ESCENAS DE LA DESOCUPACION “Toda la vida tuve mi propia empresa”, dice Daniel, de 49 años y 4 hijos. “Tenía una empresa de repuestos de autos, pero nos fundimos. Desde entonces, todo se vino en picada. Trabajé en taxis, en negocios de ‘Todo por 2 pesos’, por nada... ni siquiera pude salvar mi casa. Me tuve que mudar a un lugar más chiquito con los 4 pibes y mi mujer. Además, mi hija más grande tuvo un hijo y también vive con nosotros. En total somos siete bocas para alimentar”, dice. Y sigue: “Lo peor que me pasó por estar desocupado es tener que vender la casa. Cuando la compramos, pensamos que estábamos hechos para el resto de la cosecha; pero no, no la pudimos mantener, porque las deudas me tapaban. Encima, ni los chicos pueden independizarse del todo: todos tienen que compartir su sueldo, porque si no, no llegamos”, confiesa. Y agrega: “En este momento que no tengo trabajo, subsisto vergonzosamente con el sueldo de mis dos hijos mayores (21 y 25 años).
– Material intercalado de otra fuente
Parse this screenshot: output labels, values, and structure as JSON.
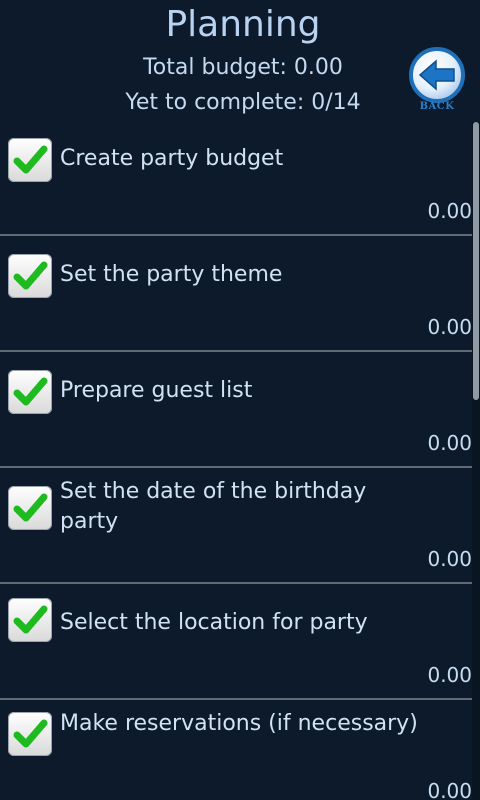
{
  "header": {
    "title": "Planning",
    "total_budget": "Total budget: 0.00",
    "yet_to_complete": "Yet to complete: 0/14",
    "back_label": "BACK",
    "back_icon": "left-arrow-icon"
  },
  "tasks": [
    {
      "label": "Create party budget",
      "amount": "0.00",
      "checked": true
    },
    {
      "label": "Set the party theme",
      "amount": "0.00",
      "checked": true
    },
    {
      "label": "Prepare guest list",
      "amount": "0.00",
      "checked": true
    },
    {
      "label": "Set the date of the birthday party",
      "amount": "0.00",
      "checked": true
    },
    {
      "label": "Select the location for party",
      "amount": "0.00",
      "checked": true
    },
    {
      "label": "Make reservations (if necessary)",
      "amount": "0.00",
      "checked": true
    }
  ],
  "colors": {
    "background": "#0c1a2b",
    "title": "#b9d2f0",
    "check_green": "#1fba1f",
    "back_blue": "#2a7fc8",
    "divider": "#5f6a73"
  }
}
Casi no me quedó dinero de la venta de la casa y, además, ya no me queda nada para vender, salvo un auto modelo 76 que tendría que pagar yo para que se lo lleven”.
Y no se trata sólo de hijos que no pueden independizarse porque deben colaborar en la manutención de sus padres y del resto de la familia; uno de los ejemplos más contundentes de las anomalías familiares desatadas por la falta de trabajo se manifiesta en los casos de matrimonios de desocupados que, al no poder lograr el mínimo sustento, deciden “separarse” de común acuerdo y regresar cada cual a la casa paterna, obligados así a mantener un patético retro-noviazgo.

EL PRECIO DE LA LIBERTADLa utopía marxista, el paso del reino de la necesidad al reino de la libertad por medio de la liberación del trabajo bruto gracias a la mecanización del trabajo y la socialización de la riqueza, ha devenido para los desocupados del tercer mundo en una pesadilla de hiperrevolución industrial (informática), libertad y nula socialización de la riqueza. El ocio, una reivindicación de la humanidad desde la salida del Paraíso, es para ellos el infierno. Autores como Hobsbawm, nuevamente, sostienen que la humanidad nunca conoció una bonanza material tan grande como la del siglo XX, pero los mismos autores aseguran que nunca antes tanta riqueza estuvo acumulada en tan pocas manos. Sin embargo, y quizá resulte una idea provocativa, la libertad, en la democracia capitalista, no falta. Los desocupados no son esclavos. Aunque los gobiernos de los países democráticos del tercer mundo han desertado de su responsabilidad social para con sus electores, aún quedan resquicios de posibilidad de acción, resquicios sobre los que podrían actuar no sólo los desocupados sino también, de modo solidario, todos aquellos empleados que se oponen al actual estado de cosas. (La mayoría de los pocos emprendimientos solidarios existentes en la actualidad ven sus energías y recursos absorbidos por las necesidades de los casos más extremos de indigencia y desprotección.) El gobierno, entonces, no cumple con las funciones que se le exigían, pero tampoco impide la solidaridad, no elimina coercitivamente la capacidad de la mayoría de los ciudadanos de pensar respuestas a las crisis independientes del poder. Mientras exista esa libertad, existe una responsabilidad. Una responsabilidad que tal vez Sartre tuvo más en cuenta que Marx. Una concepción de la responsabilidad que, en esta coyuntura de libertad desesperada, cobra una vigencia decisiva.